Tiny Floor Completed as Homes for the Homeless Community Project Kicks Off On Five Wednesdays

A large construction team, plus a support team of ten, arrived for a barbeque kick-off before constructing a tiny house floor. The evening signaled a five-Wednesday start to creating a Home for the Homeless. From left: Jill Pace, Mike Pace, Lance Seyer, Dan Grette, Mark Friesen, Ginger Grette, Mark Pihl, Andy Arnold. Photo by Sue Johnson
Tiny house team leaders Ginger and Dan Grette have the necessary tools, construction know-how, and training in the field to coordinate and complete the 23 steps needed to build a Home for the Homeless. Photo by Sue Johnson

The cost of building a tiny house, $2500 in donations, had been tallied and spent. Materials for construction were delivered via six truckloads to safe storage. Tools were loaned and enthusiasm cooked to a boil. In response, a talented volunteer work crew assembled last Wednesday to complete the first four steps in building a tiny Home for the Homeless. In 3½ hours they completed a floor with insulation.

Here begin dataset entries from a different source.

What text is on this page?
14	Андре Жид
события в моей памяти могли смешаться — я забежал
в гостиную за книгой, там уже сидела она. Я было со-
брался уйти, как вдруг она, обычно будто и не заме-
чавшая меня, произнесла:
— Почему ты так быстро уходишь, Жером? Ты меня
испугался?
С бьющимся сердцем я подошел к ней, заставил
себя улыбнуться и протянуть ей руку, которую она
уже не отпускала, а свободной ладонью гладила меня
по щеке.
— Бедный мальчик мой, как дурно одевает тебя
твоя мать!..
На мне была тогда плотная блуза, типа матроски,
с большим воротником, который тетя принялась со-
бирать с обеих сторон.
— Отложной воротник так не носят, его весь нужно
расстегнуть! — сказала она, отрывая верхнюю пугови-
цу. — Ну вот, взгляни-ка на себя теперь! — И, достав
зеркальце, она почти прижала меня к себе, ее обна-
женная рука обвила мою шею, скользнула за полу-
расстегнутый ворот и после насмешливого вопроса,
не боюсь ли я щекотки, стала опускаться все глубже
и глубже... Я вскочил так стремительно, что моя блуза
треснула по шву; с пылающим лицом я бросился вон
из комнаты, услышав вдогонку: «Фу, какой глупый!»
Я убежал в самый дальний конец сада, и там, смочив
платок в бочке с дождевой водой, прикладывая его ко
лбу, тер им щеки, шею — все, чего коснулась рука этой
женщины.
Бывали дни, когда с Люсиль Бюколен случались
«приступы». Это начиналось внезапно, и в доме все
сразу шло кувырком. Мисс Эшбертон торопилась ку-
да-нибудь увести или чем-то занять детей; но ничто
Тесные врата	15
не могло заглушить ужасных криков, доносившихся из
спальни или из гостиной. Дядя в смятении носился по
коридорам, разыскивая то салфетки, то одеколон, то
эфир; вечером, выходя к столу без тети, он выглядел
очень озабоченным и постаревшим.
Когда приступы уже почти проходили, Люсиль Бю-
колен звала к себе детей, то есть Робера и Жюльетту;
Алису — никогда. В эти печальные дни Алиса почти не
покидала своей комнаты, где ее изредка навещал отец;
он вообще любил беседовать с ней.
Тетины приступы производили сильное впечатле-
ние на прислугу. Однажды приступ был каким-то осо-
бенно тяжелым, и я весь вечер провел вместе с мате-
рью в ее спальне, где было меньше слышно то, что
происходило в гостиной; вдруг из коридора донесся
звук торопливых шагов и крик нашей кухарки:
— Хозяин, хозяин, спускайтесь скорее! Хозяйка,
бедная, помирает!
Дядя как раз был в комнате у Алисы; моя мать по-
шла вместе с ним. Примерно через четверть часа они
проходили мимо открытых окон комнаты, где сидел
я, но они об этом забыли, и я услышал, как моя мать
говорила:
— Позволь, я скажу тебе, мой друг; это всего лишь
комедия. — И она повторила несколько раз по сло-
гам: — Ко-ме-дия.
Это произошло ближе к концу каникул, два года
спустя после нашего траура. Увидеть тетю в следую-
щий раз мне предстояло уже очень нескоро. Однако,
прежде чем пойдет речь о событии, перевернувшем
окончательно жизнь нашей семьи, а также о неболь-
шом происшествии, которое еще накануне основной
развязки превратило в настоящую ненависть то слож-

Low Income Housing Institute (LIHI) provides many supportive services for the homeless. Mark Friesen, a newcomer to the Maple Valley Four Corners area, is a member of LIHI. He first initiated the idea for building a Tiny House to Shepherd of the Valley Lutheran Church (SVLC). LIHI partners with Puget Sound cities, businesses, non-profits, churches and schools to address the Puget Sound area homeless epidemic. They provide “very simple” 23-step tiny house assembly instructions that are often completed in five days by a small work crew.

A large construction team, plus a support team of ten, arrived for a barbeque kick-off before constructing a tiny house floor. The evening signaled a five-Wednesday start to creating a Home for the Homeless. From left: Jill Pace, Mike Pace, Lance Seyer, Dan Grette, Mark Friesen, Ginger Grette, Mark Pihl, Andy Arnold. Photo by Sue Johnson

To the homeless residents in the tiny homes, LIHI provides supportive services. They assist residents in maintaining their housing and teach self-sufficiency. The efforts include case management, life skills training, technology access and training, financial literacy training and savings programs, and activities for the 500 homeless children in LIHI housing.

Donations to Homes for the Homeless reached the $2500 goal within 10 days of the initial request. Building materials of significant value came with a corporate discount and local store coupons from Home Depot in Covington. Johnson’s Home and Garden at Four Corners donated, with no strings attached, all materials for the last major step in completing the tiny home.

Future dates to “arrive by 5:30, eat, and build” are Wednesdays – July 25, August 1st, 8th, and 15th.  Thereafter, construction is complete. Transporting Maple Valley’s tiny home to Seattle is accomplished through LIHI.

Volunteers wishing to help construct the local tiny home, or community members curious about the progress, can visit the construction site the next four Wednesday evenings – SVLC, 23855 SE 216thSt, Maple Valley.